Endogenous IRF-4 interacts with LANA and results in failure of the DNA binding capacity on CIITA promoter.
(A) Exogenous IRF-4 interacts with LANA. DG75 cells were co-transfected IRF-4-FLAG with pA3M-LANA or vector control. At 48-hr post-transfection, the whole cell lysates (WCL) were subjected to directly immunoblotting (IB) or immunoprecipitation (IP) with anti-FLAG (M2) antibody followed by immunoblotting with indicated antibodies. (B) Endogenous IRF-4 associates with LANA. Cell lysates of five million of PEL cells (BC3) were subjected to directly immunoblotting or immunoprecipitation with anti-IRF-4 antibody followed by immunoblotting with indicated antibodies. Normal serum IgG was used for preclear (PC). (C) LANA reduces DNA-binding ability of IRF-4 on pIII and pIV promoter. DG75 cells were co-transfected IRF-4-FLAG with or without LANA-C930–1162-myc in the presence of pIII, pIV or pGL3-basic vector alone. Chromatin immunoprecipitation assays were performed with anti-FLAG(M2) or normal IgG antibodies control. The DNA-binding ability of IRF-4 was detected by standard (upper) and quantitative real-time (lower) PCR with primers targeting ampicillin gene of pGL3 plasmid. (D) The carboxyl terminus of LANA dramatically blocks the transcriptional activity of IRF-4 on both pIII and pIV promoter. Ten million DG75 cells were individually co-transfected with different combination of IRF-4-FLAG, LANA1-340-myc (N), LANA 930–1162(C) or vector alone as indicated in the figure. At 24 hr post-transfection, cells lysates were subjected to luciferase reporter assays. The results were presented by the RLU (relative luciferase unit) fold compared to each reporter with vector alone. Data is presented as means±SD of three independent experiments. (E) Knockdown of LANA allows IRF-4 to bind to the CIITA promoter. ChIP analysis of endogenous CIITA pIII promoter in BC3 cells with or without LANA knockdown was conducted using normal mouse IgG, α-IRF-4 agarose, and subjected to qPCR analysis using primers indicated in Figure 2. The protein levels of IRF-4 and its downstream genes in BC3 cells with or without LANA knockdown are shown at the right panel.
Figure 8.
A model depicting the role of LANA on MHC II expression and presentation.

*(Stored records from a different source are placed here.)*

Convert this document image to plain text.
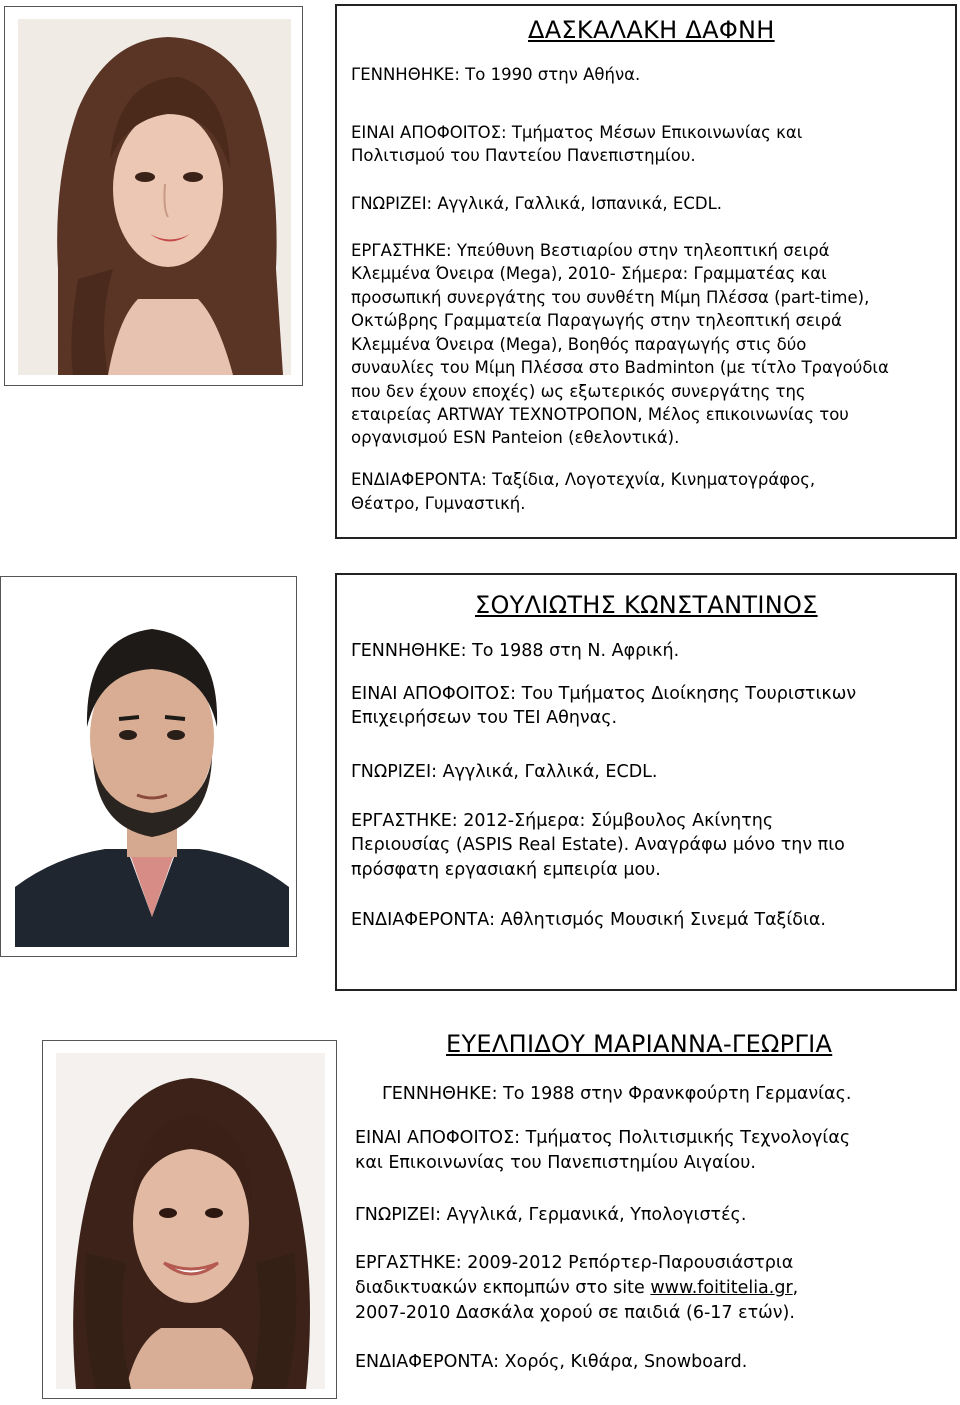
ΔΑΣΚΑΛΑΚΗ ΔΑΦΝΗ

ΓΕΝΝΗΘΗΚΕ: Το 1990 στην Αθήνα.

ΕΙΝΑΙ ΑΠΟΦΟΙΤΟΣ: Τμήματος Μέσων Επικοινωνίας και

Πολιτισμού του Παντείου Πανεπιστημίου.

ΓΝΩΡΙΖΕΙ: Αγγλικά, Γαλλικά, Ισπανικά, ECDL.

ΕΡΓΑΣΤΗΚΕ: Υπεύθυνη Βεστιαρίου στην τηλεοπτική σειρά

Κλεμμένα Όνειρα (Mega), 2010- Σήμερα: Γραμματέας και

προσωπική συνεργάτης του συνθέτη Μίμη Πλέσσα (part-time),

Οκτώβρης Γραμματεία Παραγωγής στην τηλεοπτική σειρά

Κλεμμένα Όνειρα (Mega), Βοηθός παραγωγής στις δύο

συναυλίες του Μίμη Πλέσσα στο Badminton (με τίτλο Τραγούδια

που δεν έχουν εποχές) ως εξωτερικός συνεργάτης της

εταιρείας ARTWAY ΤΕΧΝΟΤΡΟΠΟΝ, Μέλος επικοινωνίας του

οργανισμού ESN Panteion (εθελοντικά).

ΕΝΔΙΑΦΕΡΟΝΤΑ: Ταξίδια, Λογοτεχνία, Κινηματογράφος,

Θέατρο, Γυμναστική.

ΣΟΥΛΙΩΤΗΣ ΚΩΝΣΤΑΝΤΙΝΟΣ

ΓΕΝΝΗΘΗΚΕ: Το 1988 στη Ν. Αφρική.

ΕΙΝΑΙ ΑΠΟΦΟΙΤΟΣ: Του Τμήματος Διοίκησης Τουριστικων

Επιχειρήσεων του ΤΕΙ Αθηνας.

ΓΝΩΡΙΖΕΙ: Αγγλικά, Γαλλικά, ECDL.

ΕΡΓΑΣΤΗΚΕ: 2012-Σήμερα: Σύμβουλος Ακίνητης

Περιουσίας (ASPIS Real Estate). Αναγράφω μόνο την πιο

πρόσφατη εργασιακή εμπειρία μου.

ΕΝΔΙΑΦΕΡΟΝΤΑ: Αθλητισμός Μουσική Σινεμά Ταξίδια.

ΕΥΕΛΠΙΔΟΥ ΜΑΡΙΑΝΝΑ-ΓΕΩΡΓΙΑ

ΓΕΝΝΗΘΗΚΕ: Το 1988 στην Φρανκφούρτη Γερμανίας.

ΕΙΝΑΙ ΑΠΟΦΟΙΤΟΣ: Τμήματος Πολιτισμικής Τεχνολογίας

και Επικοινωνίας του Πανεπιστημίου Αιγαίου.

ΓΝΩΡΙΖΕΙ: Αγγλικά, Γερμανικά, Υπολογιστές.

ΕΡΓΑΣΤΗΚΕ: 2009-2012 Ρεπόρτερ-Παρουσιάστρια

διαδικτυακών εκπομπών στο site www.foititelia.gr,

2007-2010 Δασκάλα χορού σε παιδιά (6-17 ετών).

ΕΝΔΙΑΦΕΡΟΝΤΑ: Χορός, Κιθάρα, Snowboard.
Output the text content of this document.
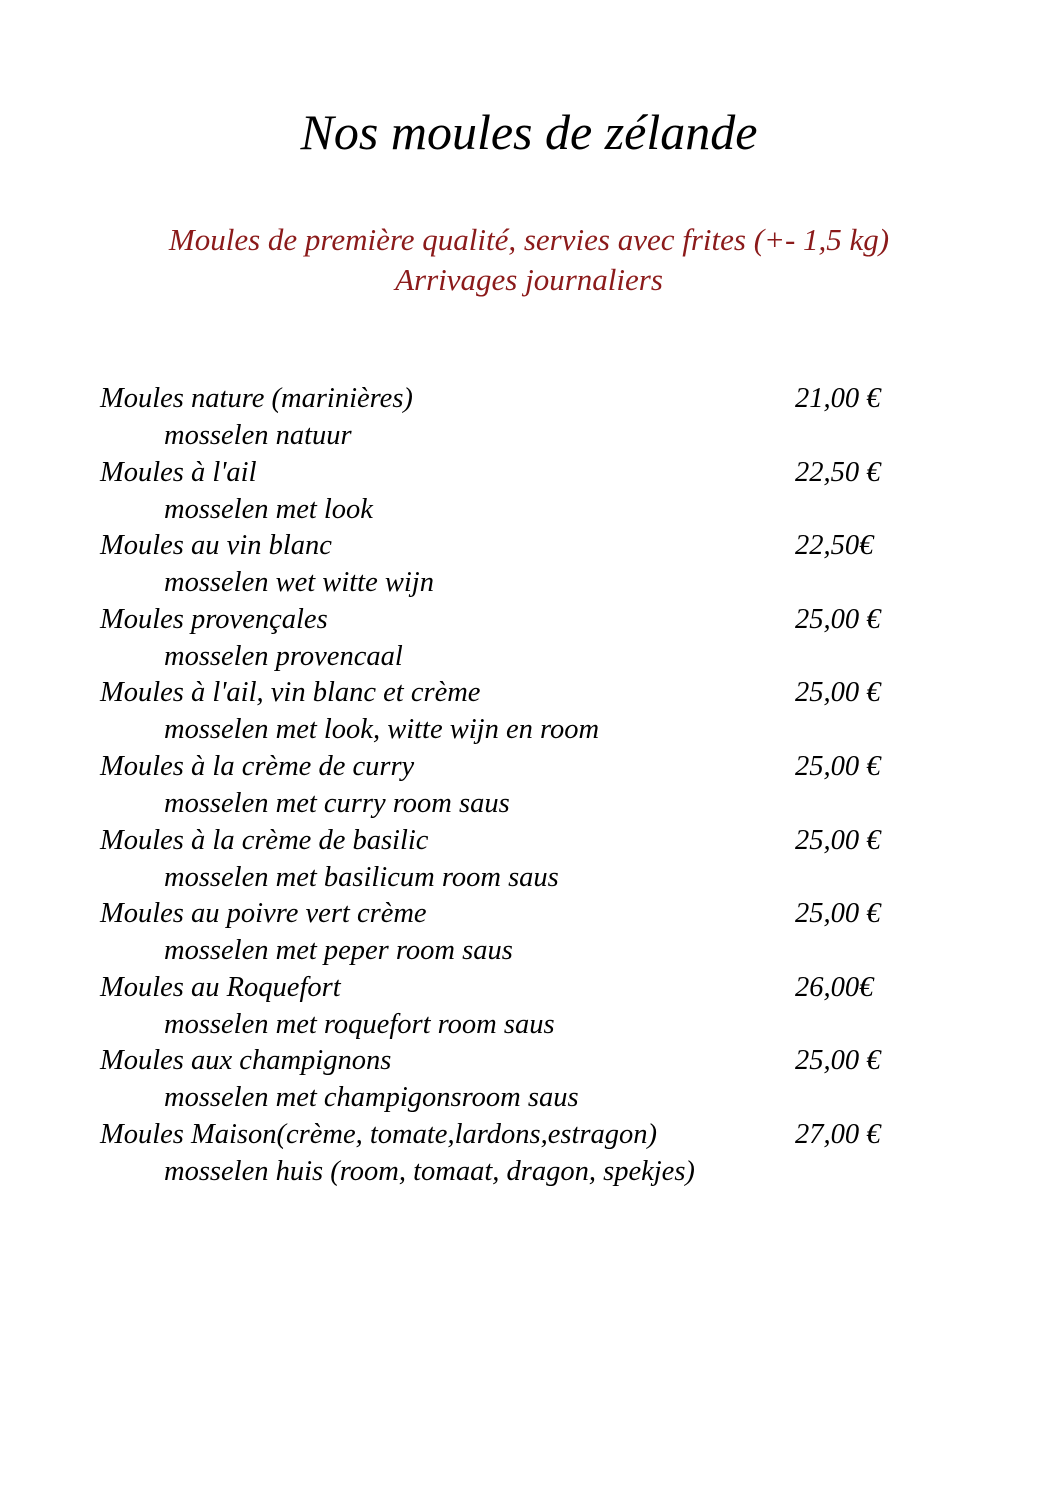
Nos moules de zélande
Moules de première qualité, servies avec frites (+- 1,5 kg)
Arrivages journaliers
Moules nature (marinières)	21,00 €
mosselen natuur
Moules à l'ail	22,50 €
mosselen met look
Moules au vin blanc	22,50€
mosselen wet witte wijn
Moules provençales	25,00 €
mosselen provencaal
Moules à l'ail, vin blanc et crème	25,00 €
mosselen met look, witte wijn en room
Moules à la crème de curry	25,00 €
mosselen met curry room saus
Moules à la crème de basilic	25,00 €
mosselen met basilicum room saus
Moules au poivre vert crème	25,00 €
mosselen met peper room saus
Moules au Roquefort	26,00€
mosselen met roquefort room saus
Moules aux champignons	25,00 €
mosselen met champigonsroom saus
Moules Maison(crème, tomate,lardons,estragon)	27,00 €
mosselen huis (room, tomaat, dragon, spekjes)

In the KSHV-infected cells, the major latent antigen LANA interacts with IRF-4 and reduces the DNA-binding ability of IRF-4 on the IL-4-inducible pIII and IFN-γ-inducible pIV promoter of CIITA, which inhibits the transcriptional activity of CIITA on MHC class II promoter. Meanwhile, associated with this is LANA-mediated inhibition of MHC class II expression and presentation (particularly HLA-DQβ) and other viral genes (like vIRF3) expression in terms of cooperative regulation of host MHC II molecules during viral pathogenesis.